The high prices come as the Biden administration and the Federal Reserve struggle with inflation generally. President Biden recently described handling inflation as his top issue.

Democrats are worried the rising prices on everything will make it harder for the party to hold on to its House and Senate majorities. The party holds slim leads in both chambers, and the president’s party typically loses seats in the first midterm election regardless of the economy.

House Democrats are trying to put the focus on price gouging.
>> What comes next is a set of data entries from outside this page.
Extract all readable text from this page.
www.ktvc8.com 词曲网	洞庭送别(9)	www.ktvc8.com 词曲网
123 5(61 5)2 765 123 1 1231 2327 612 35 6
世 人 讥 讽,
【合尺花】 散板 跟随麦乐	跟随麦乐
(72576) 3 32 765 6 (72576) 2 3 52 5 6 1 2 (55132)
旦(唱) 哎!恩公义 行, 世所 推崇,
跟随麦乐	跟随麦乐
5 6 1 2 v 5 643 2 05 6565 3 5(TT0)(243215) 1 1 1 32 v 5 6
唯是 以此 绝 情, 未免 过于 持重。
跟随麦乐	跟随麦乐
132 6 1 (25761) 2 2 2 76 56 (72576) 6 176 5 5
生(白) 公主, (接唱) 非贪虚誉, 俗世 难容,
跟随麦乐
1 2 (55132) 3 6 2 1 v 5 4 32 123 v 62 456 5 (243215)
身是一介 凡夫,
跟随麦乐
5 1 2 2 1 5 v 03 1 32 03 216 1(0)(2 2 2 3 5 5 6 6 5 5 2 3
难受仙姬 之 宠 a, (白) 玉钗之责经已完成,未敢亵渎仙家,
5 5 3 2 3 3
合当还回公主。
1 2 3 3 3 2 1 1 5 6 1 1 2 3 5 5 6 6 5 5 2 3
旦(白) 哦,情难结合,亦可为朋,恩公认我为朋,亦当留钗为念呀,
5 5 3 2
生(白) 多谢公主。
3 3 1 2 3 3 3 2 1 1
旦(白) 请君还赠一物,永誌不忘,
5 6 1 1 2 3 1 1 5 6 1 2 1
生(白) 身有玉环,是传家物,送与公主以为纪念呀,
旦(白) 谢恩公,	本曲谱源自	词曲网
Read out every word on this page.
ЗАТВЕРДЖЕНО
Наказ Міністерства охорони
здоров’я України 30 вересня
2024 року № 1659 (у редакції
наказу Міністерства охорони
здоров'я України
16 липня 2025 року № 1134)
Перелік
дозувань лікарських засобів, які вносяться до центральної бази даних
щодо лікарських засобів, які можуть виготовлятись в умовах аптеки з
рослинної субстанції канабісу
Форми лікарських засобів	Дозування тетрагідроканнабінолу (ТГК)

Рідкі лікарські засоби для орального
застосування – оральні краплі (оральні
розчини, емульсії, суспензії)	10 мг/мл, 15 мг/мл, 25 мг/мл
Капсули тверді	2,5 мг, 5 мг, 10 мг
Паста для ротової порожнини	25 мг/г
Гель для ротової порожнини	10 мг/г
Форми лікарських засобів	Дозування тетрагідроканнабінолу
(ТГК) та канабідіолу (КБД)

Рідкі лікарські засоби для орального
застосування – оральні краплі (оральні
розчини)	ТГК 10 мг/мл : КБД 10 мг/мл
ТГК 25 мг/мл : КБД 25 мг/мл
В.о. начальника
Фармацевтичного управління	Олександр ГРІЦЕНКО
This week, the House is expected to vote on legislation that in an energy emergency would make it illegal to sell fuel at a price that is “unconscionably excessive” and “exploiting” the situation. 

The legislation would empower the Federal Trade Commission to take legal action against companies that sell at such “excessive” prices. 

The legislation should pass the Democratic House but is unlikely to go anywhere in the Senate, where Democrats would need 10 GOP votes to clear procedural hurdles.

Kloza said that he is skeptical of Democratic claims of price gouging, calling it “posturing.”

“It’s all the people in the market — I mean thousands and thousands of people — that bid the price up. It’s not that ExxonMobil says ‘I’m going to sell my diesel for $200 a barrel,’” he said. 

But the Democrats who support the bill are pointing to immense company profits and recently announced shareholder buybacks. 

“If oil companies were merely passing costs onto consumers, we wouldn’t expect to see profits jump so significantly,” said a spokesperson for Rep. Katie Porter (D-Calif.), a sponsor of the bill. “These companies are continuing to raise prices despite their record profits, squeezing families in the process.”

A spokesperson for fellow sponsor Rep. Kim Schrier (D-Wash.) also noted that “not every state has a price gouging law, so this will also ensure all Americans can be protected from price gouging.”